Afin que vous puissiez découvrir tranquillement ce merveilleux réalisateur, voici une sélection de trois films.

Brotherhood, la confrérie est en fait un n°2 (il en a fait trois ou quatre le coquin). L'histoire raconte comment des étudiants qui se faisaient marcher dessus vont devenir de puissants sorciers grâce à un mystérieux nouveau venu... Outre la magnifique partie de volley au ralenti au début, avec de jeunes éphèbes torses nus, il ne faut pas louper la scène de douche où trois types, nus, menacent un quatrième de lui écrire des saloperies sur les fesses... au feutre indélibile !!! (j'en frémis encore). On apréciera aussi, dans le film, l'école en question (qui devrait être en vérité la villa d'un copain... Ce qui explique qu'on n'a jamais de plan large), l'usage abusif des nuits américaine (qui font franchement fausses nuits) et surtout la scène où les jeunes, face caméra, chaussent des lunettes noires et nous permettent de découvrir toute l'équipe, du caméraman au réalisateur, qui se reflète dans les verres. Du grand art !
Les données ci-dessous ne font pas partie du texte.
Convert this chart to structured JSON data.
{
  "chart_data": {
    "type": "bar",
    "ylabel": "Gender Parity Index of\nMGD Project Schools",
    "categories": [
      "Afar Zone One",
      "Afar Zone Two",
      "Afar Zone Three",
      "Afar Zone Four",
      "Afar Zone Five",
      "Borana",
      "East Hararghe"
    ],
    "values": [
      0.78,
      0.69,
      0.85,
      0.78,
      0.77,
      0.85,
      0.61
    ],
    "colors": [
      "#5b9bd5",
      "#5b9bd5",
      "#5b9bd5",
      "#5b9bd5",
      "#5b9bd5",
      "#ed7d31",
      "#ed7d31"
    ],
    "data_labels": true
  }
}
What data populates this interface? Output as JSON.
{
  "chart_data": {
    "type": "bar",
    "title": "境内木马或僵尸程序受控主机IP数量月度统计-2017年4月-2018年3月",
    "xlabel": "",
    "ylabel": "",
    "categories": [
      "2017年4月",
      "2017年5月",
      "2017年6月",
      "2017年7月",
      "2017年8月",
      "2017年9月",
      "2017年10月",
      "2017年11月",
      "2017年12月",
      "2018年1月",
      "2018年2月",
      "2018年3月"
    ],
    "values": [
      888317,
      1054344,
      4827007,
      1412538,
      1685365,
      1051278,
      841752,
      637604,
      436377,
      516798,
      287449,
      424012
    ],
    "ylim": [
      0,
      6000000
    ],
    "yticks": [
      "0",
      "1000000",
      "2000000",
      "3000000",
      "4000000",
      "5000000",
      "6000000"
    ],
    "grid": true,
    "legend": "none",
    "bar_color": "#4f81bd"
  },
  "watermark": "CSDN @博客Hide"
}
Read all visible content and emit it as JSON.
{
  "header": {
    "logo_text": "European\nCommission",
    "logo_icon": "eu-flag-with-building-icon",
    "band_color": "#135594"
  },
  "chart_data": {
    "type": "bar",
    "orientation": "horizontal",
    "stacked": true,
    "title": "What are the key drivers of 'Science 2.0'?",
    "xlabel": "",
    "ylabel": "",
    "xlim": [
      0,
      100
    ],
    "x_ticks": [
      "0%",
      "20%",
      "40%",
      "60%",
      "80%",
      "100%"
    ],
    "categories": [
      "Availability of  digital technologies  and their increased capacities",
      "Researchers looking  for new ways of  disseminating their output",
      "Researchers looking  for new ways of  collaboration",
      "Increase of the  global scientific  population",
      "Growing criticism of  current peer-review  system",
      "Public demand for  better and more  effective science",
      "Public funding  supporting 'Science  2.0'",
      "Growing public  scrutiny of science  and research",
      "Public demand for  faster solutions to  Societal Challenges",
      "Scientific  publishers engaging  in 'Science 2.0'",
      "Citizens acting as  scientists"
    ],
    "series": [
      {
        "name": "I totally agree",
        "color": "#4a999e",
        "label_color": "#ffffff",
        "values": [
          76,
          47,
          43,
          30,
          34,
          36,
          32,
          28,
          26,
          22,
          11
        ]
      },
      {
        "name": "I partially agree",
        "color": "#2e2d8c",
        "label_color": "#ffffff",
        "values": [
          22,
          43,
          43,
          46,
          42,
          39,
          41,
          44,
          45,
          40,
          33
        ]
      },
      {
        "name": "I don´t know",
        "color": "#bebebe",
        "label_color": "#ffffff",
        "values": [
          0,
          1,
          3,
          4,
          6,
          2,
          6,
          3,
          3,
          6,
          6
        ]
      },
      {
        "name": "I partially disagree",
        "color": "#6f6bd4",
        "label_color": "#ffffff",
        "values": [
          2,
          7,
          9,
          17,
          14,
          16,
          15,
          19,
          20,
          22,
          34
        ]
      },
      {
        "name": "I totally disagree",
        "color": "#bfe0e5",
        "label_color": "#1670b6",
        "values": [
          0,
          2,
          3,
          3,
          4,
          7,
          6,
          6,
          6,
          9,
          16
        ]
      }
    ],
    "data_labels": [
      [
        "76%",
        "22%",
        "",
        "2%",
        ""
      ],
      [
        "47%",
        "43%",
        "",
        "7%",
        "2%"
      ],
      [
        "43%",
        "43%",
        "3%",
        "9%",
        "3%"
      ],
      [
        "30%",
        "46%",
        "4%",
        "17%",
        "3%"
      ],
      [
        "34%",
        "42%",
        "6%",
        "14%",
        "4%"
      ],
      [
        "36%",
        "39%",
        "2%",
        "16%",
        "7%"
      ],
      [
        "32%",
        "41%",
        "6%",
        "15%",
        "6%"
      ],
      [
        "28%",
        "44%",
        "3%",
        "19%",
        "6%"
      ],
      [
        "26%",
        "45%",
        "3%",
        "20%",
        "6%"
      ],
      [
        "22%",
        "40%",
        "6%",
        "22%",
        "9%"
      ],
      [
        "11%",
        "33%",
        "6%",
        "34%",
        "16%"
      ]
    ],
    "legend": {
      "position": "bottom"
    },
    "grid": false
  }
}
Un vague serial killer tout mou dézingue des jeunes tout idiots... Un must ! A retenir : la scène d'amour entre un jeune gars bien bâti pratiquement nu attaché à un lit et une jeune fille idiote complètement habillée. On peut préférer à ça les fameuses nuits américaines pré-cités, les éclairs et le tonnerre tout pourris, ou encore l'équipe du film au complet qui, cette fois, se reflète dans la carrosserie d'une voiture noire.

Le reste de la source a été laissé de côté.